Plea In Supreme Court Questions MP Prison Law As Discriminatory Against Denotified Tribes Due To Vague Definition Of Habitual Offenders

Update: 2025-11-01 04:15 GMT
Click the Play button to listen to article

The Supreme Court today(October 31) allowed an intervention filed by the Criminal Justice and Police Accountability Project, arguing that the State of Madhya Pradesh has violated the 2024 Sukanya Shantha judgment through its Madhya Pradesh Sudharatmak Sevayen Evam Bandigrah Adhiniyam, 2024, in the suo moto matter concerning discrimination inside prisons in India. As per the intervenor, the 2024 Act contains various provisions that discriminate against denotified tribes. 

In Sukanya Shantha judgment, the Supreme Court observed that discrimination inside prisons based on grounds of caste, gender, and disability is illegal and initiated a suo motu proceedings titled In Re: Discrimination Inside Prisons in India, which it continues to monitor for compliance with the directions passed. For the denotified tribes, it was observed that discrimination against them is prohibited under the ground of "caste" in Article 15(1) of the Indian Constitution. 

A bench comprising Justice JB Pardiwala and Justice Viswanathan allowed the intervention application, which was mentioned by Senior Advocate Aparna Bhat. The intervenor has submitted that Madhya Pradesh defines a habitual offender as "prisoners who are sent to prison and correctional institutions repeatedly for their crimes," which is void for vagueness, manifestly arbitrary and violates the 2024 judgment.

In the Sukanya Shantha judgment, the Supreme Court had observed that the treatment of denotified tribes in colonial and post-colonial India was discriminatory against them as they were based on stereotypes. It took particular note of how State prison manuals reinforced stereotypes against the denotified tribes by conflating them with "habitual criminals".  

It directed that all references to the term habitual offender shall strictly be in accordance with law: "References to “habitual offenders” in the prison manuals/Model Prison Manual shall be in accordance with the definition provided in the habitual offender legislation enacted by the respective State legislatures, subject to any constitutional challenge against such legislation in the future. All other references or definitions of “habitual offenders” in the impugned prison manuals/rules are declared unconstitutional. In case, there is no habitual offender legislation in the State, the Union and the State governments are directed to make necessary."

The applicant has now stated :

"In the Sukanya Shantha's judgment, the Court had held that vague language employed in laws concerning habitual offenders was constitutionally suspect because it leads to authorites being able to exercise discretion in an unjust manner, and declare persons as habitual offenders merely on the basis of suspicion."

Section 6(3) stipulates that each central prison and correctional institution/district prison should have a separate ward for high-risk prisoners/recidivists/habitual offenders in order to protect other inmates from mingling with them.

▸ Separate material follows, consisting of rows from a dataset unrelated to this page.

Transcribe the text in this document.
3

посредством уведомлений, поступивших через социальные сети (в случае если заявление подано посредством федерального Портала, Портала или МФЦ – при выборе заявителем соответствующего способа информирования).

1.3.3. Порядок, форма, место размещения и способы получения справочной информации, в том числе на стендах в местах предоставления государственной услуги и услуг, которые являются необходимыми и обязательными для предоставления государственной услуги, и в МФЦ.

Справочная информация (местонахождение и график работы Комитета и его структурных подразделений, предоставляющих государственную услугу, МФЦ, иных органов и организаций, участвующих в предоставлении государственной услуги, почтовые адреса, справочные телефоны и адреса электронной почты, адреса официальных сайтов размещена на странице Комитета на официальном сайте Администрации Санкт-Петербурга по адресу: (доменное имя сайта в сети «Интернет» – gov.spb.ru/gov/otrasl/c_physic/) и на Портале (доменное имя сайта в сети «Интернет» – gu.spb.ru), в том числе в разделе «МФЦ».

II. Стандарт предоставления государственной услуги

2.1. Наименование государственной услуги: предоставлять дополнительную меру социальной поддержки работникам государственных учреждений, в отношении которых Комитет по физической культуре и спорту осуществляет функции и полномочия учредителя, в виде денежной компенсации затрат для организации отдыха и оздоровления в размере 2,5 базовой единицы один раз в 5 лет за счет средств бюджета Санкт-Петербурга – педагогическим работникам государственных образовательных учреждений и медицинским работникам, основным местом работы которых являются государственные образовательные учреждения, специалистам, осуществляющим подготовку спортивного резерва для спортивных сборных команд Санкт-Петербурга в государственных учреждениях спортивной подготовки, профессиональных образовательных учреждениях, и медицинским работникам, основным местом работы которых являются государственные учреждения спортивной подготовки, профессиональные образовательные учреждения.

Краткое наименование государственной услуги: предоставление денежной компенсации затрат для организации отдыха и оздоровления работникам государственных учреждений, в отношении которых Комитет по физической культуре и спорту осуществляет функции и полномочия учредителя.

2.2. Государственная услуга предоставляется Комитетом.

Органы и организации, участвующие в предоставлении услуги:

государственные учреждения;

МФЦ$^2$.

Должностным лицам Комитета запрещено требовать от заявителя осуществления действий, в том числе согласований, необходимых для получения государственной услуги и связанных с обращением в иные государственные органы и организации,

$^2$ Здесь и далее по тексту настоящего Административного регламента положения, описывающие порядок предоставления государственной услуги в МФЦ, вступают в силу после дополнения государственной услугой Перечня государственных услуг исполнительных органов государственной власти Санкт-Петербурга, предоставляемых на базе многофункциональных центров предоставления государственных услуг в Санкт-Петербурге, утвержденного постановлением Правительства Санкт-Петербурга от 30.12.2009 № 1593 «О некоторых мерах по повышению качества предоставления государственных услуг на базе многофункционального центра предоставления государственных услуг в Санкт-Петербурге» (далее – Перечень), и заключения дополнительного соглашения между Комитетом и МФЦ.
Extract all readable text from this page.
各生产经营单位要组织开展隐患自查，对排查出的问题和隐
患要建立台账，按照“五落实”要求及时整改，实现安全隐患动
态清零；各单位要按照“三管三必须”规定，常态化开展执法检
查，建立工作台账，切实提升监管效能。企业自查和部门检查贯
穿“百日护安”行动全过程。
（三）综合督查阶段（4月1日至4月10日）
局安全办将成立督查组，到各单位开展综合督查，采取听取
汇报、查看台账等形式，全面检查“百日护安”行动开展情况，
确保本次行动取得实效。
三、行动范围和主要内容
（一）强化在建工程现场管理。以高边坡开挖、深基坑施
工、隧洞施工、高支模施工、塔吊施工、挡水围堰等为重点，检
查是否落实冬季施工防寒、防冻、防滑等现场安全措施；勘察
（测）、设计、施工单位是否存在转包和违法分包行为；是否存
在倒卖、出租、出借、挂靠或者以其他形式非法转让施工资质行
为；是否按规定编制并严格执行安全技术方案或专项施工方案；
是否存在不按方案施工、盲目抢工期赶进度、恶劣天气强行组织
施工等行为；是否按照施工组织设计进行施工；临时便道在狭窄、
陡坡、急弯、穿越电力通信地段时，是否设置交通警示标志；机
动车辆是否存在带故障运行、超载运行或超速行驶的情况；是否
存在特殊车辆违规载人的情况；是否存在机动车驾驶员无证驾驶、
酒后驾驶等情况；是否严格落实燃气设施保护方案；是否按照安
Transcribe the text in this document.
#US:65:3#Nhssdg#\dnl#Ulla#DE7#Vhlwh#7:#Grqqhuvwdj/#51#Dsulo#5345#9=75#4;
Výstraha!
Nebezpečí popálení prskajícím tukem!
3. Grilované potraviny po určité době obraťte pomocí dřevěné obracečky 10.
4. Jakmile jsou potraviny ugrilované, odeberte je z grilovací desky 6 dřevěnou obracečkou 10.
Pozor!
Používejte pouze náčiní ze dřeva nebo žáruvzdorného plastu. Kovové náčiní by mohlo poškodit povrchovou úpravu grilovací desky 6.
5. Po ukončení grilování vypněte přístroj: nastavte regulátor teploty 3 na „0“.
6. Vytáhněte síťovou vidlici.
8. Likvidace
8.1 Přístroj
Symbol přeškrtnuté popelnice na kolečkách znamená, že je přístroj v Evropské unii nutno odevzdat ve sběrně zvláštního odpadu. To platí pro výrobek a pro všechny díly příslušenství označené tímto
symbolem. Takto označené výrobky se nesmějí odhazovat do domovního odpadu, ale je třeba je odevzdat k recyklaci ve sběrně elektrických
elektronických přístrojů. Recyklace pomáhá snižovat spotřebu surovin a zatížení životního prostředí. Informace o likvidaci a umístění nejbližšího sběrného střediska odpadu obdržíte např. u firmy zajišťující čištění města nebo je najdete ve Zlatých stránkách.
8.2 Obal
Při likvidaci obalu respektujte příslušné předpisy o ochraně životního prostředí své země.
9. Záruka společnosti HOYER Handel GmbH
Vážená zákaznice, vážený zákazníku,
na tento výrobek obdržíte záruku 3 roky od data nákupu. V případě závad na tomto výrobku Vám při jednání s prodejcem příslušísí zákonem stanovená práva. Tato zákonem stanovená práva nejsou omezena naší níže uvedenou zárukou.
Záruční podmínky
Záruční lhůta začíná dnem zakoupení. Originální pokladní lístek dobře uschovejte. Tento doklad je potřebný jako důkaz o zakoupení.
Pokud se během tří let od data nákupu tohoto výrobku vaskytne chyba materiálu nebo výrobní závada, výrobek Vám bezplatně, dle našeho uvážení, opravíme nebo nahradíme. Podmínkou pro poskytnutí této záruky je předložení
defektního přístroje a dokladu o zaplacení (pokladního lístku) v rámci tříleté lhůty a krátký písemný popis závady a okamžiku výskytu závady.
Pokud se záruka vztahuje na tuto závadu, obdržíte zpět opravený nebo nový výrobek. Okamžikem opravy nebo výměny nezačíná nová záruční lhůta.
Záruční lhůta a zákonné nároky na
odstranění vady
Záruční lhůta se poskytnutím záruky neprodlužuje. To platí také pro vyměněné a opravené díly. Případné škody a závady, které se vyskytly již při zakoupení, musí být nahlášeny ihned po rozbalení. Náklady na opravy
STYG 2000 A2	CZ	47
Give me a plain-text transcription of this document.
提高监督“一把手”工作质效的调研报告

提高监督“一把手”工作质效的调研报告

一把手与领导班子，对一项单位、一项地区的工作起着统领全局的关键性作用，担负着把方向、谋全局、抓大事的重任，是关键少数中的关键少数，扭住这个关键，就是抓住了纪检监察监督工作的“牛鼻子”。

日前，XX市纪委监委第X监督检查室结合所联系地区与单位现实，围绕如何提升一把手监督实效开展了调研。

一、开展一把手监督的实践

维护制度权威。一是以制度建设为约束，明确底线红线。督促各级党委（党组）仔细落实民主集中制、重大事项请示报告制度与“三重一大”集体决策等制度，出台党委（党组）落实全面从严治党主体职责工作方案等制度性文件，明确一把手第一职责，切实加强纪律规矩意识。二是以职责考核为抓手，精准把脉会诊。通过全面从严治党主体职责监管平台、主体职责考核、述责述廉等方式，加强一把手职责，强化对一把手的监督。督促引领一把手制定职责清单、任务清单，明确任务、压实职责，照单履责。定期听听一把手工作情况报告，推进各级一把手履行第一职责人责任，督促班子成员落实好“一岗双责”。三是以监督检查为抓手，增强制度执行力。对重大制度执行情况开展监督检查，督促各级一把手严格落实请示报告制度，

"This has the effect of collapsing differently situated categories of prisoners into the same category. It is a settled principle of law that only those similarly situated may be treated equally, and thus the said classification of prisoners is not a reasonable classification and is violative of the principles of Article 14." 

Further, it is stated that Section 27(2) empowers the classification and security assessment committee to classify the prisoners into three categories- civil, criminal and detenues. There is further sub-classification, and one of the categories for it is that the person is a habitual offender. It is argued that it is manifestly arbitrary because of its disproportionate impact on denotified tribes.

Lastly, it is stated that Section 28 empowers the authorities to take all appropriate measures for protecting society from habitual offenders. It also permits their segregation based on vague and excessively broad factors such as "available background records and history tickets". It also denies parole and furlough to habitual offenders. 

"Section 28 is therefore unconstitutional for stipulating differential, rights restricting measures against denotified tribes through the proxy of 'habitual offenders' and for sanctioning discriminatory treatment against them."

Other provisions, such as Section 29 allowing surveillance of high-risk prisoners and habitual offenders, have also been challenged for violating the 2024 judgment.

The bench has now asked the intervenor to file a substantial directions application regarding the 2024 Act.

Case Details: IN RE: DISCRIMINATION INSIDE PRISONS IN INDIA| SUO MOTO No. 10/2024

Click Here To Read Order

Appearances: Senior Advocate Aparna Bhat appeared for the intervenor, assisted by Dr. Malavika Prasad, Adv, Nikita Sonawane, Adv and Yash S Vijay AOR.